While acquiring some NMRs I find that there is a consistent pattern in that protons attached to sp2 carbons tend to have slightly smaller integrals than protons attached to sp3 carbons:
(peaks in aromatic region are from a para-disubstituted benzene ring; peak at 4.92 ppm is from a trisubstituted alkene; 4.50 is a NH; the remainder are aliphatic CH2's or CH3's.)
I calibrated the total sum of integrals to 21; one can see from the spectrum that the aromatic and olefinic peaks are slightly smaller than integral values, and the others are slightly larger. Obviously it doesn't hinder the analysis of the spectrum, but it was an interesting trend (the same was observed in multiple spectra).
Am I reading too much into this, or is there a reason behind it? I strongly suspect there is something - perhaps related to the marginally slower relaxation of these protons, since there are no geminal protons (only vicinal protons)?
If it is of relevance - a 60° pulse is used (pulse program zg60
). The number of scans ns
is 16, and the relaxation delay d1
is 1 second. I'm happy to provide any other necessary acquisition parameters, or to provide the full structure of the compound if it's necessary.
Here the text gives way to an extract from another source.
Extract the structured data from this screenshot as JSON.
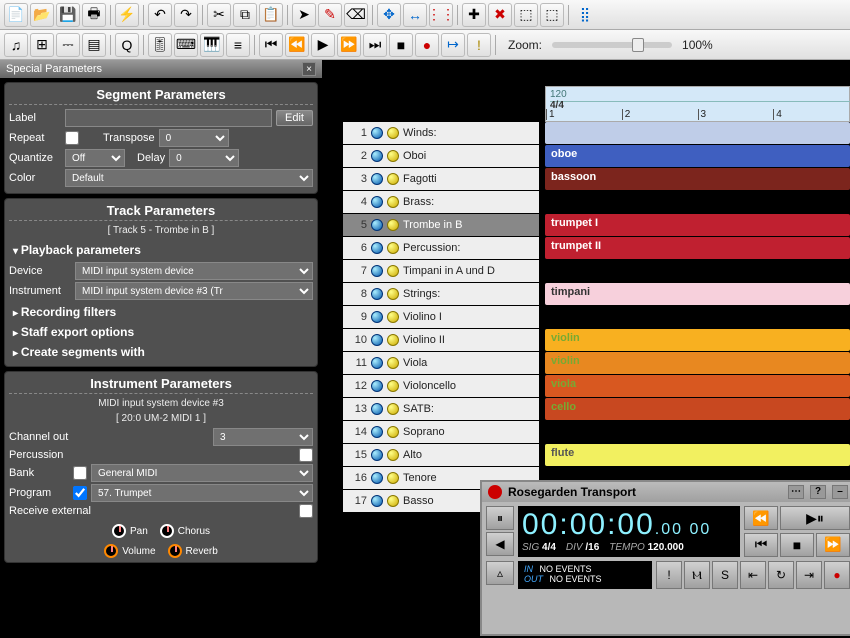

P/S I found something in Findeisen & Berger's 50 and More Essential NMR Experiments, in which they mention that the integral of an aromatic proton in strychnine is smaller than expected as it has the longest relaxation time. Even though the authors used ns
= 1, too short a delay between the receiver gain adjust and the scan was used, which led to incomplete relaxation and hence a smaller integral.